Last night I had the opportunity to take in a performance by a young singer-songwriter-guitarist named Adam Dale. I understand he’s originally from the Shreveport area but now based out of Baton Rouge. He plays a mix of original material and originally arranged covers that run the gamut from political satire to straight up rave up, all in a style that while definitely unique reminds me of a number of other performers, including but not limited to Dave Matthews and my good friend from Berklee, Aaron Flinn.
In particular, the parallels with Aaron were remarkable.
Both are very intricate and rhythmic guitarists, who manage to be delicate, dynamic and driving at the same time – which is no mean feat, I can tell you from 30 years of guitar-playing experience. It’s not any easy thing for any guitarist except Richie Havens to fill so much space without sounding like a repetitious drone. For good reason, Aaron has been recognized as the best acoustic guitarist in Vermont. I venture that Adam could fare likewise were such a competition held in Louisiana.

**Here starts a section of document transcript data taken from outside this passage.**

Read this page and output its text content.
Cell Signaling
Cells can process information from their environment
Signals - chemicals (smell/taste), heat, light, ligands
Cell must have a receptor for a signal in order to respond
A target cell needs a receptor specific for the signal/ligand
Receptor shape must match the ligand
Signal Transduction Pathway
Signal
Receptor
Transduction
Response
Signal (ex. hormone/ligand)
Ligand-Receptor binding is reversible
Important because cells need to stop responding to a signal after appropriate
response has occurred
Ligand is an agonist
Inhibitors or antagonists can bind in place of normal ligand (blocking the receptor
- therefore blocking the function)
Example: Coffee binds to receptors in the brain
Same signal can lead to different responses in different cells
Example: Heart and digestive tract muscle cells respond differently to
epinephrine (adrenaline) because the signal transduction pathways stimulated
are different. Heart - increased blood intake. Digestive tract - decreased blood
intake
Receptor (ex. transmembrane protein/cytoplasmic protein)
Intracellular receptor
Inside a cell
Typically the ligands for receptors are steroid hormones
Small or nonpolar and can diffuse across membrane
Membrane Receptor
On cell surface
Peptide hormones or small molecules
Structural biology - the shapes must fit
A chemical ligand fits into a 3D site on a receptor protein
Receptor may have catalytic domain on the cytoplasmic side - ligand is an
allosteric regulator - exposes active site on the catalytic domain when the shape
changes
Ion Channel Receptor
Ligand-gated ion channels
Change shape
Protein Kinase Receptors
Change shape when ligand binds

Both have very dramatic, one might almost say operatic, voices that they employ from a whisper to a scream to first draw you in and then almost knock you senseless. Their lyrics, too, have a cryptic feel and course with an ultra-personal and almost secret sense of meaning, and seem to weave perfectly between the polyrhythms of the guitar on their voices. Adam and Aaron both use quite a bit of falsetto; when I first heard Aaron sing, I thought immediately of Kate Bush, or Tori Amos. I still draw the comparison, vocal-wise, and do the same with Adam.
Then there is the physical showmanship. I guess having started as a classical musician (violin and clarinet), and then as an upright jazz bass player before I learned to rock, I never really learned (or rather, was taught to inhibit) the art of movement while playing. John Mayer’s got the art. Joe Cocker has it (in you might say a Picasso sort of fashion). Aaron Flinn and Adam Dale have it. Onstage, they keep moving. Always in motion, always (if eyes not closed in a moment of deep emotion or pique) in contact with their audience. In tandem with, or as counterpoint to, the jump-stop guitar chuka-chuck; approaching and retreating from the mic with the grace of swans. Myself, I’m more like a walrus. Not so interesting to watch.
I have seen and performed with Aaron numerous times in an acoustic setting. I have now experienced Adam Dale in similar surroundings. Both artists (and they are truly artists, definitely deserving of greater public acclaim, distribution and critical attention) also front full-scale electric bands. I’ve heard recordings of these efforts, but never seen them live and electric. I’m sure these shows are, no pun intended, electrifying, if they are anything like the acoustic shows, but bigger and more grandiose.
But there’s one area, I think, where both Aaron and Adam miss the mark. Both, in my opinion, have gorgeous and pure, clear voices. The majority of their vocal delivery, however, masks this underlying beauty with a kind of affectation, a deliberate quirkiness that runs the gamut from Stan Ridgeway to Tim Curry. Even when they’re singing ballads, they tend to truncate the notes, do some range jumping calisthenics and maintain a certain distance from what I can judge is a massive volume of pure tone. Both are large men with large voices; both are certainly effectively emotional singers. But I think both Adam and Aaron are a little afraid of their voices sounding gorgeous. Of casting aside all gimmickry and showmanship, all the fabulous guitar noodling, and simply stopping you dead in your tracks with sheer beauty. Because beauty, and that kind of exposing of the soul, is not what’s hip. It’s never been, nor probably never will be, cool to remind people that they don’t pay attention to what’s really important. It’s a scary thing to do, I must admit. I’ve only managed it on one or two occasions, and one of those was in private. Neither one of those times did I come close to what I think Aaron or Adam is capable of — because I’m more or less a trained singer, while these two are naturals.
Both Aaron Flinn and Adam Dale are capable of that kind of beauty, intrinsically. I’ve heard what they can do onstage. I’ve been in awe of the way they combine their vocals with their obvious guitar prowess. To put it in a clumsy metaphor, I’ve heard Saturday night. But I want Sunday morning. Take me to church, so to speak. I for one would love to hear it.